А ведь он, Роборовский, начальник координационного центра, он, дурак, поддавшийся на уговоры этих гопников из института Дингля и разрешивший посадку «Антилора», которого ближе внешней таможенной орбиты к Земле и подпускать-то было нельзя, тоже был виноват. Две посадки на Атхарваведе - нашел, на чем купиться!.. Он поймал себя на том, что еще немного - и заговорит вслух, заговорит ненужно и покаянно, совсем как Феврие. И подумал - скорее бы все кончилось! И тут же каким-то сторонним сознанием отметил, что сам близок к тому, чтобы спятить, если у него могла появиться такая мысль...

Теперь осталось несколько секунд, несколько секунд перед экраном. Собственно говоря, здесь не его место, здесь рабочее место старшего координатора. Здесь, на большом тактическом экране,

прокладывались трассы кораблей, крейсирующих между

орбитальными станциями и Землей; тридцать минут назад, послушные приказу Феврие, все пунктирные расчетные кривые, бегущие впереди кораблей до точки их вычисленной посадки, исчезли из квадрата. Теперь здесь оставался один корабль «Антилор», и старшему координатору было нечего делать, потому что этот единственный корабль больше ему не повиновался. Чуткий, уникальный по своей маневренности - и не только маневренности! -корабль превратился в тусклую подслеповатую точку, с тупостью насекомого ползущую по экрану вверх, с юга на север. Одинокая пунктирная строчка проступала впереди нее - пространство и время, остающееся Оратову, Финдлею и Эльзе. Позади же не было ничего, кроме тысяч квадратных километров земной поверхности, которые по мере движения на север этой слабо поблескивающей точки становились безопасной, неугрожающей зоной.

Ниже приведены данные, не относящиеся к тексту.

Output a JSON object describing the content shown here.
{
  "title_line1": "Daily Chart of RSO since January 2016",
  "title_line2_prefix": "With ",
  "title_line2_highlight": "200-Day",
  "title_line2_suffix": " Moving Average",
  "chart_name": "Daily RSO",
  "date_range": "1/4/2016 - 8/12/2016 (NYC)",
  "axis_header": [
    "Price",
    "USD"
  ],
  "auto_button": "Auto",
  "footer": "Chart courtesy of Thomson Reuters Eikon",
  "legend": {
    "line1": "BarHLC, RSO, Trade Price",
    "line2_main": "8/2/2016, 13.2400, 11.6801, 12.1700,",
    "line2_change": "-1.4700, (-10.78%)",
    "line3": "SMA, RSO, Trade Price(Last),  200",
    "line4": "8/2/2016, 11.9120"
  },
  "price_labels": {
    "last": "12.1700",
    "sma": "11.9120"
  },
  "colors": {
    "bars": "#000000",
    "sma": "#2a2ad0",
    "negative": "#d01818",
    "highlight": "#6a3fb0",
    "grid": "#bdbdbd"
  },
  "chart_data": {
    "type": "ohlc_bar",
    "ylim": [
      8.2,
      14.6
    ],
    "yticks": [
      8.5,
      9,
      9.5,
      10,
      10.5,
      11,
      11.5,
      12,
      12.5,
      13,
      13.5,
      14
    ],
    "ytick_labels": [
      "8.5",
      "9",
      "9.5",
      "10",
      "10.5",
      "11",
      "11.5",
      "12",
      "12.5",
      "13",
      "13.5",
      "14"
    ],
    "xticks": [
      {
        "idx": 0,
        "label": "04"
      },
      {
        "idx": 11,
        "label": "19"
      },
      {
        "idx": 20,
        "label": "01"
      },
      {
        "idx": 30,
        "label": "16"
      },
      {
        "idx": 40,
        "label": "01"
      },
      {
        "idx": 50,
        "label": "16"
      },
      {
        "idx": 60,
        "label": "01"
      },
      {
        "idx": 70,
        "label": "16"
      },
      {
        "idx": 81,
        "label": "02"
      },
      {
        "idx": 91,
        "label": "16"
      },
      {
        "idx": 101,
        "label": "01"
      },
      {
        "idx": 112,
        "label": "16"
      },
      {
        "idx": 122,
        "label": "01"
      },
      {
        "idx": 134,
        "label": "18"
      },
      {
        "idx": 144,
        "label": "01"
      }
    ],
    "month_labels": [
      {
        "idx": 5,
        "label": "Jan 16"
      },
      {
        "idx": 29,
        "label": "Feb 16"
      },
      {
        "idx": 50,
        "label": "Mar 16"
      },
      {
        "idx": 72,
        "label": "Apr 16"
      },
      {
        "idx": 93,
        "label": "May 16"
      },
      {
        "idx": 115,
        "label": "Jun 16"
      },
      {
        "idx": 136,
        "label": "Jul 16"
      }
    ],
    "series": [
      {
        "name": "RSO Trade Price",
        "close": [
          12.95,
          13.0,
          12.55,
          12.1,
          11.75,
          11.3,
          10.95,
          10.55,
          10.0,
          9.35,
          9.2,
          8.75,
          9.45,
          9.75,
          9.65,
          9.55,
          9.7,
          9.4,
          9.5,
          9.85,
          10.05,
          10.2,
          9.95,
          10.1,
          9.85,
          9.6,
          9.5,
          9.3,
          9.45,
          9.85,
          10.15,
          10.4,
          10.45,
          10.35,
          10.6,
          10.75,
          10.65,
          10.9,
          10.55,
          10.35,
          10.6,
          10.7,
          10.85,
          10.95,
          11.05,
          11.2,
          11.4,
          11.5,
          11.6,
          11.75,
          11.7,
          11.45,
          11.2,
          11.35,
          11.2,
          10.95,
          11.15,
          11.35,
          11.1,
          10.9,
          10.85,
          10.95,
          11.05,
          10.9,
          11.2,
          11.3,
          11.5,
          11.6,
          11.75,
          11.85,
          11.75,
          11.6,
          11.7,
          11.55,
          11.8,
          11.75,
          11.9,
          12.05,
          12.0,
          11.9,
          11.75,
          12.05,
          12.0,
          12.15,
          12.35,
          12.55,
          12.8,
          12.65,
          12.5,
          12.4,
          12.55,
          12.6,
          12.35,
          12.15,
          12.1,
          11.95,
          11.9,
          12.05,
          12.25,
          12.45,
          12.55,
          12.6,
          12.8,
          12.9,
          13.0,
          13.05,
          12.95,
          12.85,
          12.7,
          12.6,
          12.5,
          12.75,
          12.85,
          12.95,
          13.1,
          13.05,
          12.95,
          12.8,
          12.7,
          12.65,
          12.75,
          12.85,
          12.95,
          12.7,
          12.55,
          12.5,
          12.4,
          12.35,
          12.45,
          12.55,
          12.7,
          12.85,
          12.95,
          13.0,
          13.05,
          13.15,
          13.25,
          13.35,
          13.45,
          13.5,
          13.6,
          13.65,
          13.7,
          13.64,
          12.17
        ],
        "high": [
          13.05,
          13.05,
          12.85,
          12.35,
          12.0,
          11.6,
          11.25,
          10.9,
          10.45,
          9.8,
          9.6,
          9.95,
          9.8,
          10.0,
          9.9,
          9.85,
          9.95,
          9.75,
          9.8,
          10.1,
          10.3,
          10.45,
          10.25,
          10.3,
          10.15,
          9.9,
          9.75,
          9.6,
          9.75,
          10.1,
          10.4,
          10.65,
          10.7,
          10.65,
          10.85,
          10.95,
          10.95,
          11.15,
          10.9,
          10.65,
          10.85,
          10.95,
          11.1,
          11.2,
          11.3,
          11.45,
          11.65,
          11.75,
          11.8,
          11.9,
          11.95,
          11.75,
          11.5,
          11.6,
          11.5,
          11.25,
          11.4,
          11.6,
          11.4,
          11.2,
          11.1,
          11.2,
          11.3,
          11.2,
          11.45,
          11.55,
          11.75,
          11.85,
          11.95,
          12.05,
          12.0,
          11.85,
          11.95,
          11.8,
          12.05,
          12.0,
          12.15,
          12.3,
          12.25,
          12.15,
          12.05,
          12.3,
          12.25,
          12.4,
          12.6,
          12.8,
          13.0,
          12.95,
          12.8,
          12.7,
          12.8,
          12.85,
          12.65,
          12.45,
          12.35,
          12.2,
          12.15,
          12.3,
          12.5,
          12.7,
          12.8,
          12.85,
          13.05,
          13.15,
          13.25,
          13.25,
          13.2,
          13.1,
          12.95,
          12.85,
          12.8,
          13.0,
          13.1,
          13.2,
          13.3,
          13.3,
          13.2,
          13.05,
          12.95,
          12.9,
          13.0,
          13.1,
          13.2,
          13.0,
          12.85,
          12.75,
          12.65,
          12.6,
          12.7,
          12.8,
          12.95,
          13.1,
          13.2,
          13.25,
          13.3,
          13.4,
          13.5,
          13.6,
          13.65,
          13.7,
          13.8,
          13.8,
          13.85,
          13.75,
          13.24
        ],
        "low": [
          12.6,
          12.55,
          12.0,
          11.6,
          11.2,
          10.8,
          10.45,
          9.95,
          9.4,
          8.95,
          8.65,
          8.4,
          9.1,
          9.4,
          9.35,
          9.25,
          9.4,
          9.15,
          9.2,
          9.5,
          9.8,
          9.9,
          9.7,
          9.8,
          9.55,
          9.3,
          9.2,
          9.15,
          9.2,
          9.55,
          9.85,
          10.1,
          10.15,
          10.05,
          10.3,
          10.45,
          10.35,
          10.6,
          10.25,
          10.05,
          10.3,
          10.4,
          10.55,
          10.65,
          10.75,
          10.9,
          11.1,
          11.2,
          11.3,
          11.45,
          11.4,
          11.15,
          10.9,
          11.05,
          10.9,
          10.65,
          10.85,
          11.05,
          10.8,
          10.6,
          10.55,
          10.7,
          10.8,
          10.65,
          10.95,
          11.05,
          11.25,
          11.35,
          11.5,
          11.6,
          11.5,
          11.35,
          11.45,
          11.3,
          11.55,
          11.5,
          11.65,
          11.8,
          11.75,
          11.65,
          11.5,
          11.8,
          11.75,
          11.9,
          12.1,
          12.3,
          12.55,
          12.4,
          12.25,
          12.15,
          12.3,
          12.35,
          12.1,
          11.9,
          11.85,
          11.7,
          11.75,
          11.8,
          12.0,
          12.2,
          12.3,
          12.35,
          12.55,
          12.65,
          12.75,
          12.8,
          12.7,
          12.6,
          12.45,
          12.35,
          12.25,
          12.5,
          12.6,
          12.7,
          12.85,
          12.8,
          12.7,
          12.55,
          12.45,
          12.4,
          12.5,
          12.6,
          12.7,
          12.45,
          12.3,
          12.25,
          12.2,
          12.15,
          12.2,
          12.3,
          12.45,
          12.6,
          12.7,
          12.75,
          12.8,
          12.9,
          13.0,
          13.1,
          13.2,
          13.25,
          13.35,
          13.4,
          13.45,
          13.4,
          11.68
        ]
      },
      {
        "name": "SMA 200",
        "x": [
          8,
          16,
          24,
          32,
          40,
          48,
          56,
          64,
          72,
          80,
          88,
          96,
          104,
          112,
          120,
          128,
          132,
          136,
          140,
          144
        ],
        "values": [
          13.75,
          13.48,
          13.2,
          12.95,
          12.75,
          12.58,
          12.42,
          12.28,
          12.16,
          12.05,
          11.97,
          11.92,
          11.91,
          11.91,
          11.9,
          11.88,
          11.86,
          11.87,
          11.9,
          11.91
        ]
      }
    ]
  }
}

Роборовский понимал, как худо - намного хуже, чем ему самому, -сейчас приходится Феврие, и что надо бы сказать ему что-то, не ласковое, не одобряющее - просто что-то, не позволяющее ему долее оставаться в скорлупе единоличности взваленной на себя вины. Но вместе с тем ему казалось, что двинь он хотя бы одним мускулом на лице, краешком губ, оторвись он хоть на тысячную долю секунды от поверхности экрана, - и ЭТО случится немедленно.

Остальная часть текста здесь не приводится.